In its third installment, SHAKTI Volume 3 emerges as a striking continuation of a cross-cultural collaboration between Kolkata-based vocalist and multi-instrumentalist Sukanya Chattopadhyay and French-Iranian composer and interdisciplinary artist Arashkha Khalatbari. Curated under the vision of EarthSync founder Sonya Mazumdar, the project stands as the third chapter in an evolving dialogue between traditions, geographies, and experimental electronic sound design.
Across its three tracks, the release is an experimental collection that fuses pulsing synth structures with spiritual vocal lineages drawn from across India, Bangladesh, Lithuania, and Réunion Island. The result is not a fusion in the superficial sense, but a layered excavation of shared emotional and mythological ground, where ancient devotional forms meet contemporary sonic architecture.
The EP’s three pieces, Devotional Song From an Urban Ruin, Sweet Surrender, and The Eternal Lily, move through increasingly intense emotional terrain. Together, they explore themes of rebirth, transformation, and femininity, while drawing deeply from Hindustani classical Bandish, Bhajans, Bengali folk traditions, and Lithuanian Sutartinės. The interplay of these influences creates a liminal space where ritual and electronics coexist, each amplifying the other.
Discussing the release, Khalatbari describes a darker and more visceral direction in this chapter of the collaboration:
“With tracks like Devotional Song From an Urban Ruin, Sweet Surrender, and The Eternal Lily, we explored a darker, more urban and intense sonic world. One inspired by the destructive and regenerative energy of Kali. This collaboration is only evolving further, with future projects becoming even more rhythmic, immersive, and emotionally charged. Despite the distance between us, Sukanya and I share a deep creative connection, and we look forward to continuing this artistic journey together across India, Réunion, and beyond.”
That tension between destruction and renewal is central to the record’s conceptual spine. The invocation of Kali as both destroyer and liberator informs not only the thematic direction but also the sonic palette, where distortion, breath, and layered harmonics seem to collapse and reassemble in real time.
Chattopadhyay’s presence anchors the work in a lineage of classical and contemporary hybridity. A classically trained musician from Calcutta University, she has previously collaborated on projects including Amazon Prime’s Made in Heaven, as well as with artists such as Karsh Kale and Burudu.
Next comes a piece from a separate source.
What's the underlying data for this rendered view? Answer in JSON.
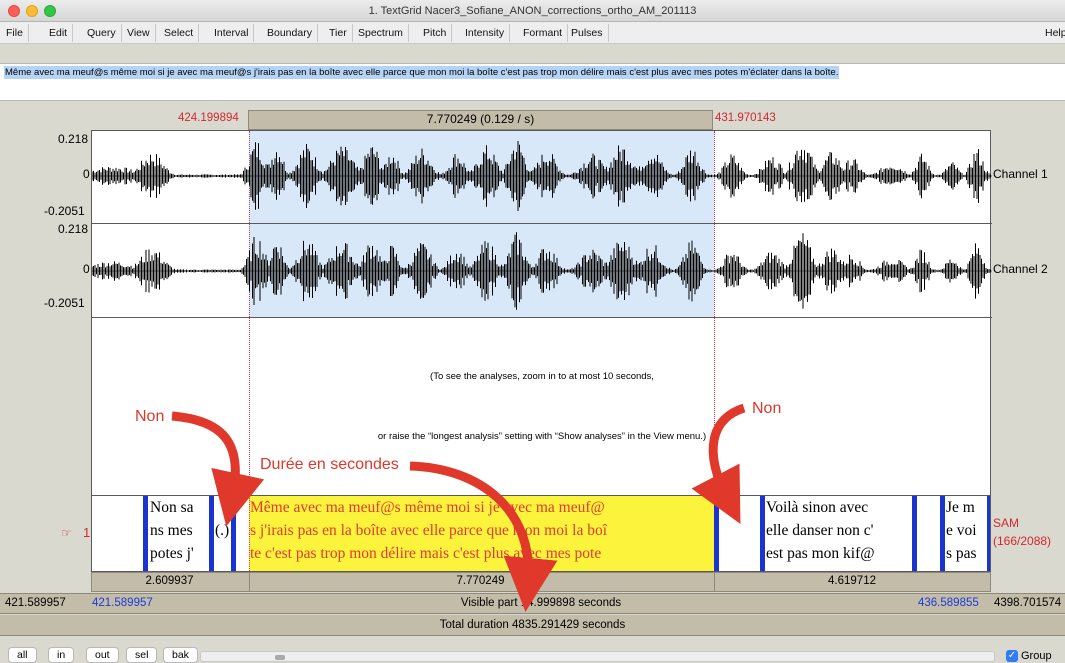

Her approach has consistently blurred disciplinary boundaries, merging regional instrumental traditions with modern electronic and cinematic frameworks.
Meanwhile, Khalatbari’s practice draws from philosophy, sociology, and architectural thinking, most notably through his internationally acclaimed project EKOVA, alongside work spanning theatre, dance, and film. His compositional language often treats sound as narrative structure, an evolving system of social and emotional signifiers.
In SHAKTI Volume 3, this conceptual ambition is expanded further through choreography and visual storytelling. Dance performances by Maeva Curco Llovera and Armande Motais de Narbonne extend the EP into an immersive audiovisual experience, translating sonic tension into physical expression. The result is a work that does not merely accompany movement but actively generates it.
Across its three tracks, the EP also reimagines the Gunkali raga through the lens of self-sacrifice and salvation, while weaving the folk traditions of Lalon Fakir Shah with Lithuanian vocal practices and symbolic references to the lily flower. These elements converge into a shared vocabulary of devotion, femininity, and transcendence.